The first 4 bits are currently reserved for flags - the last 4 bits are allowed for the version number.
Message header padding is usually enabled if the transport stream is encrypted.
If padding is enabled, then the next two sections will be present in the header:
- [2 bytes] -> Signed short integer indicating the length of the padding section.
- [x bytes] -> Padding section - these bytes can be ignored.
- [y bytes] -> Message payload - the size of which is the number of bytes in the message, minus the number of bytes used in the header.
For the handshake, the data must be a bencoded dictionary of values. Note: I need confirmation that the encoding is UTF-8, since I don't believe Azureus currently demands it
Required dictionary values:
- "identity": 20 bytes representing the peer ID.
- "client": A UTF-8 encoded string representing the name of the client application (e.g. "Azureus", not "Azureus 22.214.171.124")
- "version": A UTF-8 encoded string representing the version of the client application (e.g. "126.96.36.199")
- "messages": An unordered sequence of mappings indicating what message types are supported. The structure of these mappings are as follows:
- "id": A UTF-8 encoded string representing the name of the message type.
- "ver": A one byte character representing the version of the message type supported.
Optional dictionary values:
- "tcp_port": An integer indicating the incoming TCP port for data transmission.
- "udp_port": An integer indicating the incoming UDP port for data transmission.
- "udp2_port": An integer indicating the incoming UDP port for non-data transmission (can someone clarify what this is?)
- "handshake_type": An integer indicating what type of handshake is used - 0 (default) means plain communication, 1 means encrypted (this needs clarifying)
This section just gives a brief indication of what messages will commonly be transmitted over the protocol - it is not intended to describe what data any message type contains, or how it is encoded.
Since a client which uses the Azureus messaging protocol will no longer communicate via the standard BitTorrent protocol, it is necessary to map standard BitTorrent messages to an equivalent Azureus messaging protocol. Here are the current message types used (all encoded to UTF-8 strings):
The last one will not be transmitted over the messaging protocol in reality (since the handshake would have occurred before switching over to the Azureus messaging protocol - but is defined for completeness).

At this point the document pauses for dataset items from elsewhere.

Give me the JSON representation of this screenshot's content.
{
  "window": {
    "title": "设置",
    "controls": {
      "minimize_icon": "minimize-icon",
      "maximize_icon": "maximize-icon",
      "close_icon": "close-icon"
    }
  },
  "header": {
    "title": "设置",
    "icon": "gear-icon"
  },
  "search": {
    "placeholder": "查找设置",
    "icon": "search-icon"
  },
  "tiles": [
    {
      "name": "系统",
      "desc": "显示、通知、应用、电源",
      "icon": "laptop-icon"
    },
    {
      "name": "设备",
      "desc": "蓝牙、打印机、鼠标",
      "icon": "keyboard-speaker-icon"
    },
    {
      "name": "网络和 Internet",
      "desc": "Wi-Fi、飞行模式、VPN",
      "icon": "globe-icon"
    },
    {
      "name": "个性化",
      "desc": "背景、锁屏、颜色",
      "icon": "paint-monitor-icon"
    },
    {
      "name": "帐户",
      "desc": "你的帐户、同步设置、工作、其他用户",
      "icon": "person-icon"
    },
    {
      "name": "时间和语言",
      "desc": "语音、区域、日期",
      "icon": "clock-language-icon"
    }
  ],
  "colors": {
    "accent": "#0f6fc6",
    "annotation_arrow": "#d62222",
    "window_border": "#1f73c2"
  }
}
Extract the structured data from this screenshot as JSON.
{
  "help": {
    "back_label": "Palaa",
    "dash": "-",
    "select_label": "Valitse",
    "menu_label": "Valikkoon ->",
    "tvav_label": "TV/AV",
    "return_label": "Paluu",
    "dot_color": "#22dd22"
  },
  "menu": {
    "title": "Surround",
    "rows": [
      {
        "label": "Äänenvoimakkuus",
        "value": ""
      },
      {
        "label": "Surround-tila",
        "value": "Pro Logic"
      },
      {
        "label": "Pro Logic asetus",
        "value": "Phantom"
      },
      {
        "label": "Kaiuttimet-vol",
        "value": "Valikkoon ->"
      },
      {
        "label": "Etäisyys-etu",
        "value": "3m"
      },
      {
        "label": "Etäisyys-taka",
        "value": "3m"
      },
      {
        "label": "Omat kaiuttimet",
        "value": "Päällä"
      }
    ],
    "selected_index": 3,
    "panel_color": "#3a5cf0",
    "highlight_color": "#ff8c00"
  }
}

These are the following messages that Azureus defines - it is not required for a client to support these messages to talk over the Azureus messaging protocol (apart from the handshake).
This section will contain other known messages that are sent over the protocol (this does not necessarily mean they are supported by the Azureus client itself).
- The chat plugin
These things need some clarification.
- What should the specified string encoding be that we currently use for message names and so on?
- Is it allowed for an AZ_HANDSHAKE to be submitted again? I think the current implementation allows it, but it may not behave exactly as expected, especially if you are indicating you are dropping support for a particular message type.
- Do the internal Azureus messages use 2 in the version number to indicate they can be padded? I'm not sure I understand this - surely the ability to pad messages should be something which is protocol specific, rather than message specific.